La storia di Manuela

Ero solita pensare che le donne non devono preoccuparsi della fragilità ossea fin quando non diventano anziane. Ma mi sbagliavo. Ho imparato recentemente che donne di ogni età hanno bisogno di proteggere le loro ossa dal rischio di osteoporosi. Così faccio quello che necessita, mangio sufficienti fonti di calcio e vitamina D, non fumo, non bevo troppi alcolici, cerco di camminare vicino casa durante il giorno. Ho chiesto al mio medico di prescrivermi un test per misurare la densità ossea e raccolto informazioni sui farmaci che proteggono l’osso residuo. Questi provvedimenti ridurranno il mio rischio di subire fratture negli anni.

Cosa è l’osteoporosi ?

L’ osteoporosi è una malattia dell’osso. Le persone con osteoporosi hanno ossa deboli che si rompono facilmente. Un osso fratturato influenza la tua qualità della vita causando spesso forti dolori e disabilità a muoversi e camminare correttamente.

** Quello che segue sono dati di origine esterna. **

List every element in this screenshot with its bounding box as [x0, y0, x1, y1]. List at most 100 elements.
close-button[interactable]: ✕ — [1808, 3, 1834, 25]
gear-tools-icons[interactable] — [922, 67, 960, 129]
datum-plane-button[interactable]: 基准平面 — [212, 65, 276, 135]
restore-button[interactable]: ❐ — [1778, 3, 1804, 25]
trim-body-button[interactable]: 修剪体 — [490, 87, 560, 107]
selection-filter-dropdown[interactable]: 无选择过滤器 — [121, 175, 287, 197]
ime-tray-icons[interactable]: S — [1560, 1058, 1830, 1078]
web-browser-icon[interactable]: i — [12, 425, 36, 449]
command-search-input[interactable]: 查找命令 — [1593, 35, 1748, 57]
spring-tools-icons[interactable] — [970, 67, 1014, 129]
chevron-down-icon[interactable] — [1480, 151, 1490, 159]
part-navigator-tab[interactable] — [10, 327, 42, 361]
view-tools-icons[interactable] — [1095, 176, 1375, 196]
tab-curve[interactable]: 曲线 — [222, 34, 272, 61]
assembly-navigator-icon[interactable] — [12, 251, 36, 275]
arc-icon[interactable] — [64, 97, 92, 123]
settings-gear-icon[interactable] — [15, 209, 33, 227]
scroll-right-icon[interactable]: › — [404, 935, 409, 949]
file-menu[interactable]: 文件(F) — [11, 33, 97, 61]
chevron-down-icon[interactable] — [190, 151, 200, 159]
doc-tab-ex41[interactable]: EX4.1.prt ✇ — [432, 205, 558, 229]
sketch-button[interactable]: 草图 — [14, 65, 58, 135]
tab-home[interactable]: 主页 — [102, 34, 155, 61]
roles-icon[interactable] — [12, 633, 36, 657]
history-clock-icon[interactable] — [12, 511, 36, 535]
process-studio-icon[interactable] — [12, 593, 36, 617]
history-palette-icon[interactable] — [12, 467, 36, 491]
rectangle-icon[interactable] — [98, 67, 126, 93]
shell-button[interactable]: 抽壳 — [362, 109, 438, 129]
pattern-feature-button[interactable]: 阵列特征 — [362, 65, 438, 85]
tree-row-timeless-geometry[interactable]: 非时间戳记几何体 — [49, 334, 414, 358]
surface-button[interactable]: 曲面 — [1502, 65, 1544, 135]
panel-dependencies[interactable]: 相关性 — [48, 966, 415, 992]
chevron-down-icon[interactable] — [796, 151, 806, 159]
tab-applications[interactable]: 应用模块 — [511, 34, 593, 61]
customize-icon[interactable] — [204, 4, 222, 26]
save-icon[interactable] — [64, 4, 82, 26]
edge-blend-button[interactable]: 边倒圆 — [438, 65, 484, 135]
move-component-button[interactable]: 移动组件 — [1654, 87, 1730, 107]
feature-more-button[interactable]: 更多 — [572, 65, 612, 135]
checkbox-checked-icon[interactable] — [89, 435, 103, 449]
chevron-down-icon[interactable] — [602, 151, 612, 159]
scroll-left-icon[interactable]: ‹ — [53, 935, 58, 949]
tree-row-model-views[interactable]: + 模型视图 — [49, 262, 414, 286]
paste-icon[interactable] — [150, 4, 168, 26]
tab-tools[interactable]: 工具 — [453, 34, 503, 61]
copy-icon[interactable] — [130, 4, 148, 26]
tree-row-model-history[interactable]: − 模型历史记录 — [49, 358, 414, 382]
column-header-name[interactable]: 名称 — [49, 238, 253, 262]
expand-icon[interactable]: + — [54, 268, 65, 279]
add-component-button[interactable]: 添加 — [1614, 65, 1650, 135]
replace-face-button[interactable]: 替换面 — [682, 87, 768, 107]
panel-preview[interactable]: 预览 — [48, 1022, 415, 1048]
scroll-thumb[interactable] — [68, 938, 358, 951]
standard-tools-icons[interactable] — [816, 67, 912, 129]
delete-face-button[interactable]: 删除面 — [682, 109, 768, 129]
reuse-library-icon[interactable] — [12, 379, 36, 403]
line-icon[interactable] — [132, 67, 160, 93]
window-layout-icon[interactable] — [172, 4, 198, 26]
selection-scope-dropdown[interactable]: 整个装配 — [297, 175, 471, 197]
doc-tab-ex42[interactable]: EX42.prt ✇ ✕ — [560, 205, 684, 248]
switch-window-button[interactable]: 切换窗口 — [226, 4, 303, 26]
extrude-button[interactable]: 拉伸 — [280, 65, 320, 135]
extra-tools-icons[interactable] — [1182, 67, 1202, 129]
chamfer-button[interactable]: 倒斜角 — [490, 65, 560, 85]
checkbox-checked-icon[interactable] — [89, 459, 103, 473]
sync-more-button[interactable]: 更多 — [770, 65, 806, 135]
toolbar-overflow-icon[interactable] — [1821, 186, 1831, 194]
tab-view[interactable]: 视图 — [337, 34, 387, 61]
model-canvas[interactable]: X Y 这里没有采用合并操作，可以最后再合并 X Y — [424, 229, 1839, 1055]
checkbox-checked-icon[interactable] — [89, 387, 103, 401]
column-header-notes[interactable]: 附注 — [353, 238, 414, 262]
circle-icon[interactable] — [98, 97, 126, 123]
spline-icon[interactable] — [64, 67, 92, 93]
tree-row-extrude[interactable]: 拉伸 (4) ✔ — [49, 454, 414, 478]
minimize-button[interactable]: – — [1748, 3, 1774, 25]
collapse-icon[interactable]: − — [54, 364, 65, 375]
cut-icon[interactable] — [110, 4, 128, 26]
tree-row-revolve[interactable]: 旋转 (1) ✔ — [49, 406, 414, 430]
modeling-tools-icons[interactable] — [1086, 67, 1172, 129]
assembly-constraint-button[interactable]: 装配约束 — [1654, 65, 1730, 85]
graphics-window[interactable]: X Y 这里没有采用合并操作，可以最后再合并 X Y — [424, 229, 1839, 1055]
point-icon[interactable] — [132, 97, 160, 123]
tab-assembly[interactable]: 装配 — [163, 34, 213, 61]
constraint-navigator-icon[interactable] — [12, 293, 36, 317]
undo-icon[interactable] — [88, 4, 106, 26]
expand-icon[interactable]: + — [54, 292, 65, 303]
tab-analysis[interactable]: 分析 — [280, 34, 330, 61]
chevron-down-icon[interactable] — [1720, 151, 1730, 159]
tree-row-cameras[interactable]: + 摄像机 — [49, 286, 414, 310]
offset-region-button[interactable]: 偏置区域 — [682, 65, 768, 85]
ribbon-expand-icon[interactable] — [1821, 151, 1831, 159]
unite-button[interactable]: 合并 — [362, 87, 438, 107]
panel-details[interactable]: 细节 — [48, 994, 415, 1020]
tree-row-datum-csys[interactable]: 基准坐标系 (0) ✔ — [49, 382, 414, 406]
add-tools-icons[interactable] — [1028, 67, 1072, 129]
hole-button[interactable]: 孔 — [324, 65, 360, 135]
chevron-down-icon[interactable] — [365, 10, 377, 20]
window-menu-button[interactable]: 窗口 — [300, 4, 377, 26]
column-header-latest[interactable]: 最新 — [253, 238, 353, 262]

Quali ossa sono interessate dall’osteoporosi ?

L’osteoporosi colpisce ogni osso del corpo. Tuttavia, le ossa più frequentemente colpite sono il femore, il polso e la spina dorsale (vertebre). Le vertebre sostengono il tuo corpo, aiutandoti a stare in piedi e alzarti.

L’osteoporosi nelle vertebre può causare seri problemi alle donne. Una frattura in quest’area può essere causata da attività comuni come salire le scale, alzare oggetti, o piegarsi in avanti. I segni di osteoporosi sono:

  • Spalle inclinate
  • Schiena curva
  • Dolore lombare
  • Postura curvata in avanti
  • Riduzione dell’altezza
  • Addome protrudente

Cosa aumenta il mio rischio di osteoporosi ?

Ci sono diversi fattori di rischio che aumentano le tue possibilità di sviluppare osteoporosi. Alcuni di questi fattori sono controllabili, altri no.

I fattori di rischio che non puoi controllare sono:

  • Essere donna
  • Diventare anziana
  • La menopausa
  • Avere un corpo piccolo e magro (sotto i 58 chili)
  • Avere una storia familiare di osteoporosi
  • Essere bianca o asiatica
  • La assenza di cicli mestruali
  • Avere una malattia che aumenta il rischio (es. artrite reumatoide, diabete tipo 1, menopausa prematura, anoressia nervosa)
  • Non fare abbastanza esercizio fisico
  • Uso per molto tempo di alcune medicine (cortisonici, alcuni antiepilettici, alcuni antiacidi, alcuni farmaci contro il cancro, eccessivo ormone tiroideo come terapia sostitutiva)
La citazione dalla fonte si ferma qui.